Kabakov no quería hablar. Cuando hablaba le daban ganas de toser y la tos hacía que le doliera más el pecho. Le hizo señas con la cabeza a Moshevsky y masculló:

– Cuéntale.

La pronunciación de Moshevsky mejoró notablemente.

– Muzi era un importador…

– Por el amor de Dios, eso lo sé de memoria. Tengo un archivo sobre él. Dígame lo que vio y oyó.

Moshevsky miró a Kabakov y recibió una señal de asentimiento. Empezó con el interrogatorio de Fawzi, el descubrimiento de la estatuilla de la Virgen, y la revisión de los papeles del barco. Kabakov completó la escena en el apartamento de Muzi. Cuando terminaron, Corley agarró el teléfono que estaba junto a la cama de Kabakov e impartió rápidamente una cuantas órdenes: mandamientos judiciales para inspeccionar el Leticia, y su tripulación, y un equipo de laboratorio para revisar el barco.

Kabakov lo interrumpió una vez.

– Dígales que insulten a Fawzi delante de la tripulación.

– ¿Qué dice? -inquirió Corley cubriendo con su mano el auricular del teléfono.

– Diga que van a arrestarlo por no cooperar con las autoridades. Sacúdanlo un poco. Le debo un favor. Tiene parientes en Beirut.

– Nos va a reventar si llega a quejarse.

– No lo hará.

Corley agarró nuevamente el teléfono y prosiguió dando instrucciones durante varios minutos.

– … Sí, Pearson y dígale a Fawzi que es un…

– Degenerado hijo de… -interpuso Moshevsky.

– … Sí, eso es lo que le dije que lo llamara -manifestó Corley finalmente-. Cuando le explique cuáles son sus derechos, eso es. No haga preguntas Pearson, limítese a obedecer -y colgó el teléfono.

– Muy bien, Kabakov. Lo sacaron de la casa dos tipos provistos de sendas bolsas de golf que pasaban casualmente por allí, según dice el informe del departamento de bomberos. Unos golfistas. -Corley, vestido con un traje arrugado se quedó parado en la mitad del cuarto jugando con un manojo de llaves-. Da la casualidad que esos sujetos desaparecieron del lugar en un furgón cerrado en el preciso momento en que llegó la ambulancia. ¿Qué demonios era ese furgón? ¿Un expreso hacia un club de golf donde todos hablan de un modo especial? Repito lo que figuraba en el acta de la policía. -Ambos hablaban en una forma especial-. Usted también habla en una forma curiosa. ¿Qué demonios está tramando hacer aquí, Kabakov? ¿Piensa reírse de mí o qué demonios?

– Iba a llamarlo en cuanto averiguara algo. -El débil murmullo de Kabakov no registraba ningún tono de disculpa.
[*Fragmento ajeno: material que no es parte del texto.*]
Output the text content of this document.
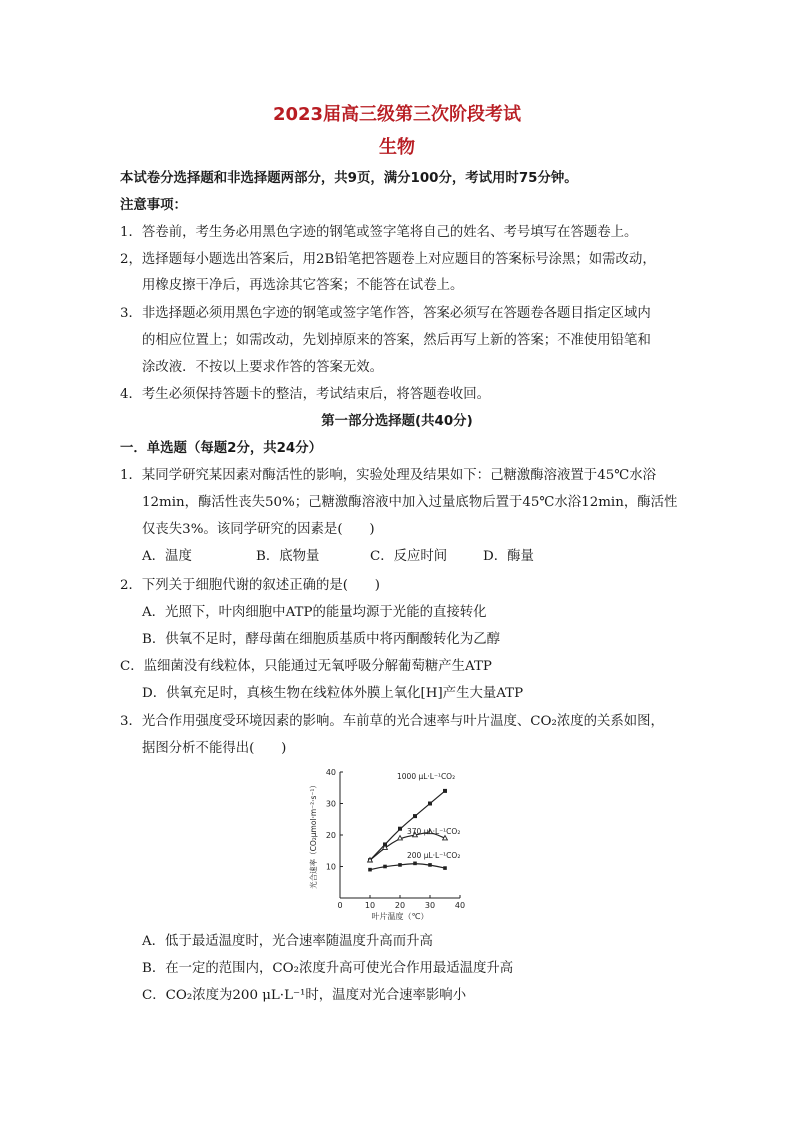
2023届高三级第三次阶段考试
生物
本试卷分选择题和非选择题两部分，共9页，满分100分，考试用时75分钟。
注意事项：
1．答卷前，考生务必用黑色字迹的钢笔或签字笔将自己的姓名、考号填写在答题卷上。
2，选择题每小题选出答案后，用2B铅笔把答题卷上对应题目的答案标号涂黑；如需改动，
用橡皮擦干净后，再选涂其它答案；不能答在试卷上。
3．非选择题必须用黑色字迹的钢笔或签字笔作答，答案必须写在答题卷各题目指定区域内
的相应位置上；如需改动，先划掉原来的答案，然后再写上新的答案；不准使用铅笔和
涂改液．不按以上要求作答的答案无效。
4．考生必须保持答题卡的整洁，考试结束后，将答题卷收回。
第一部分选择题(共40分)
一．单选题（每题2分，共24分）
1．某同学研究某因素对酶活性的影响，实验处理及结果如下：己糖激酶溶液置于45℃水浴
12min，酶活性丧失50%；己糖激酶溶液中加入过量底物后置于45℃水浴12min，酶活性
仅丧失3%。该同学研究的因素是(　　)
A．温度	B．底物量	C．反应时间	D．酶量
2．下列关于细胞代谢的叙述正确的是(　　)
A．光照下，叶肉细胞中ATP的能量均源于光能的直接转化
B．供氧不足时，酵母菌在细胞质基质中将丙酮酸转化为乙醇
C．监细菌没有线粒体，只能通过无氧呼吸分解葡萄糖产生ATP
D．供氧充足时，真核生物在线粒体外膜上氧化[H]产生大量ATP
3．光合作用强度受环境因素的影响。车前草的光合速率与叶片温度、CO₂浓度的关系如图，
据图分析不能得出(　　)
0	10 20 30 40
10
20
30
40
叶片温度（℃）
光合速率（CO₂μmol·m⁻²·s⁻¹）
1000 μL·L⁻¹CO₂
370 μL·L⁻¹CO₂
200 μL·L⁻¹CO₂
A．低于最适温度时，光合速率随温度升高而升高
B．在一定的范围内，CO₂浓度升高可使光合作用最适温度升高
C．CO₂浓度为200 μL·L⁻¹时，温度对光合速率影响小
– Me iba a mandar una tarjeta postal desde Tel Aviv diciendo «Siento mucho el agujero y la onda expansiva». -Corley se acercó a la ventana y miró al exterior durante más de un minuto. Su furia se había desvanecido cuando se acercó nuevamente a la cama. Había conseguido dominarla y estaba dispuesto a seguir luchando otra vez. Era una demostración de capacidad muy apreciada por Kabakov-. Un norteamericano -musitó Corley-. Muzi dijo un norteamericano. A propósito, Muzi era un tipo muy correcto. Tiene una sola entrada en la policía. Agresión, ataque y alteración del orden en un restaurante francés. Los cargos fueron luego retirados.